On ne vous demande pas de convertir 50 000 places demain matin, mais, à l'intérieur de la même enveloppe budgétaire, on est capables de faire de la conversion pour que ça devienne plus équitable pour nos parents. Puis, demain matin, on fait l'augmentation du tarif à 47 $; je ne suis pas certaine que plusieurs garderies vont vouloir la conversion. Elles vont vouloir rester privées, parce qu'à 47 $ nos parents vont avoir une certaine capacité de payer plus justement ce que vaut une place en garderie. Parce que chaque dollar investi de la poche du parent qui est plus cher que 35 $, bien c'est 100 % de sa poche, là. Si c'est 40 $, bien, lui, ça lui coûte 5 $ de sa poche, de plus, par jour.

Le Président (M. Bernier, Montmorency) : Merci. Ça va? M. le député de Sainte-Rose.

M. Habel : Merci beaucoup. À mon tour d'être en commission parlementaire et aussi de faire une confidence : tout comme le député de Terrebonne, j'ai fréquenté le réseau de garde. Eh oui!

Le Président (M. Bernier, Montmorency) : ...ce matin, que de gens qui sortent des garde-robes.

M. Habel : Je sais, je sais...

Le Président (M. Bernier, Montmorency) : Bon, que de «coming out»!

M. Habel : ...mais je dois vous avouer...

Le Président (M. Bernier, Montmorency) : Allez-y, M. le député de Sainte-Rose, et, vous non plus, je n'en doute pas.

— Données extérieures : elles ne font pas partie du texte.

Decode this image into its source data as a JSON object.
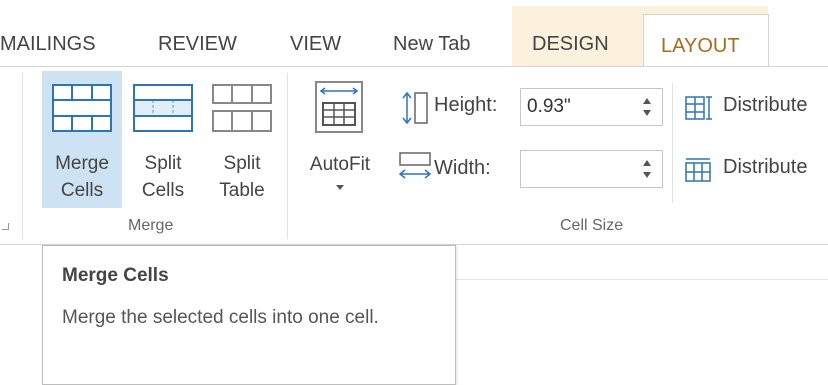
{
  "tabs": {
    "mailings": "MAILINGS",
    "review": "REVIEW",
    "view": "VIEW",
    "newtab": "New Tab",
    "design": "DESIGN",
    "layout": "LAYOUT"
  },
  "merge_group": {
    "label": "Merge",
    "merge_cells": [
      "Merge",
      "Cells"
    ],
    "split_cells": [
      "Split",
      "Cells"
    ],
    "split_table": [
      "Split",
      "Table"
    ]
  },
  "autofit": {
    "label": "AutoFit"
  },
  "cell_size": {
    "label": "Cell Size",
    "height_label": "Height:",
    "height_value": "0.93\"",
    "width_label": "Width:",
    "width_value": "",
    "distribute_rows": "Distribute",
    "distribute_cols": "Distribute"
  },
  "tooltip": {
    "title": "Merge Cells",
    "body": "Merge the selected cells into one cell."
  },
  "colors": {
    "accent_tab": "#a76d1e",
    "design_tab_bg": "#fbf1dc",
    "selected_btn": "#cde2f3",
    "icon_blue": "#2e75b6"
  }
}
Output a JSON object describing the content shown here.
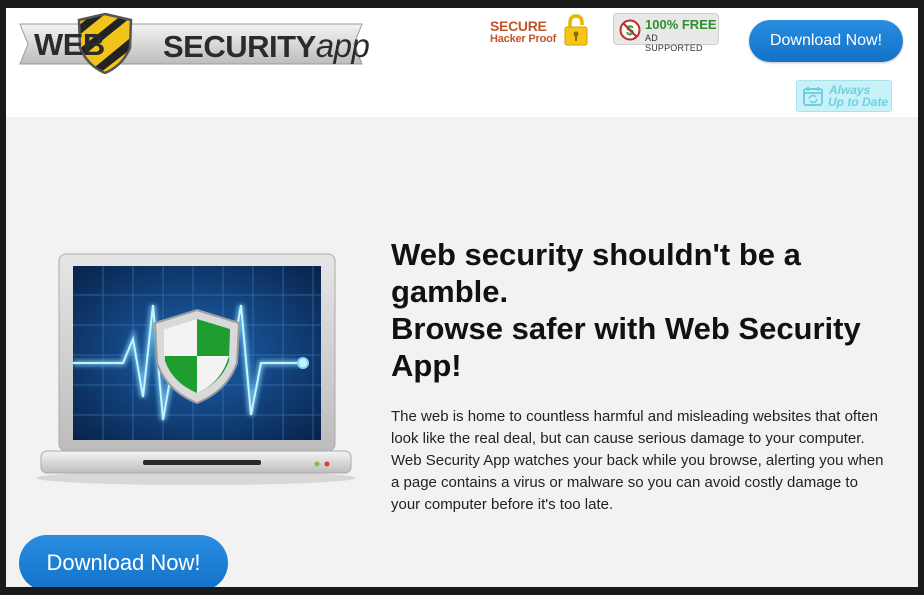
{
  "header": {
    "logo": {
      "word1": "WEB",
      "word2": "SECURITY",
      "word3": "app"
    },
    "badge_secure": {
      "line1": "SECURE",
      "line2": "Hacker Proof",
      "icon": "padlock-icon"
    },
    "badge_free": {
      "line1": "100% FREE",
      "line2": "AD SUPPORTED",
      "icon": "no-dollar-icon"
    },
    "download_label": "Download Now!",
    "badge_uptodate": {
      "line1": "Always",
      "line2": "Up to Date",
      "icon": "calendar-refresh-icon"
    }
  },
  "main": {
    "headline_line1": "Web security shouldn't be a gamble.",
    "headline_line2": "Browse safer with Web Security App!",
    "body": "The web is home to countless harmful and misleading websites that often look like the real deal, but can cause serious damage to your computer. Web Security App watches your back while you browse, alerting you when a page contains a virus or malware so you can avoid costly damage to your computer before it's too late.",
    "illustration_icon": "laptop-shield-icon",
    "download_label": "Download Now!"
  },
  "colors": {
    "button_blue": "#1b7fd6",
    "page_bg": "#f2f2f2",
    "badge_green": "#2e8f2e",
    "badge_orange": "#c0562a"
  }
}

M. Habel : Mais je dois vous avouer que, moi, c'était dans un milieu familial que j'ai fait l'expérience du réseau de garde, et, à cet égard, j'aimerais poser une question.

Le Président (M. Bernier, Montmorency) : ...les gens de votre garderie, ça va leur faire plaisir.

M. Habel : Bien oui, je salue toutes les garderies de Laval. À cet égard, certaines personnes prétendent que la qualité des services de garde en milieu privé non subventionné est inégale. Je voulais avoir votre perception par rapport à cette affirmation-là.

Le Président (M. Bernier, Montmorency) : Mme Collin.

Mme Collin (Marie-Claude) : Non, les services de garde... Vous parlez en installation, là. En installation, on a de très, très, très bons services de garde de qualité. Ce petit cahier là, ici, là, on est obligés de le suivre à la lettre. Que tu sois CPE, subventionné ou non subventionné, milieu familial, tu dois avoir ces mêmes règlements là.

Le Président (M. Bernier, Montmorency) : ...des gens qui nous écoutent, on pourrait peut-être nommer le petit cahier.

Mme Collin (Marie-Claude) : C'est Règlements sur les services de garde éducatifs à l'enfance.

Le Président (M. Bernier, Montmorency) : Merci beaucoup.

Mme Collin (Marie-Claude) : Ça, quand un inspecteur entre dans la garderie, il y a ce livre-là, puis il se réfère toujours à ce livre-là, peu importe le type de garderie qu'on est.

Quand on investit 1 million de dollars dans une garderie, on s'attend à ce qu'il y ait un service hors pair, de qualité, que nos garderies soient extrêmement propres, que notre service avec nos éducatrices soit un service de qualité. Ça fait que jamais, dans nos services de garde, vous n'allez voir des coupures dans la nourriture ou des coupures... Au contraire, nous, là, on n'a pas le droit à l'erreur, parce que, si on fait une erreur, nos parents quittent nos services de garde, tandis que, dans un CPE, s'il y a eu une erreur, bien le parent se tait parce que lui, il ne veut pas perdre sa place à 7,30 $.

Le Président (M. Bernier, Montmorency) : Merci. M. le député de Sainte-Rose.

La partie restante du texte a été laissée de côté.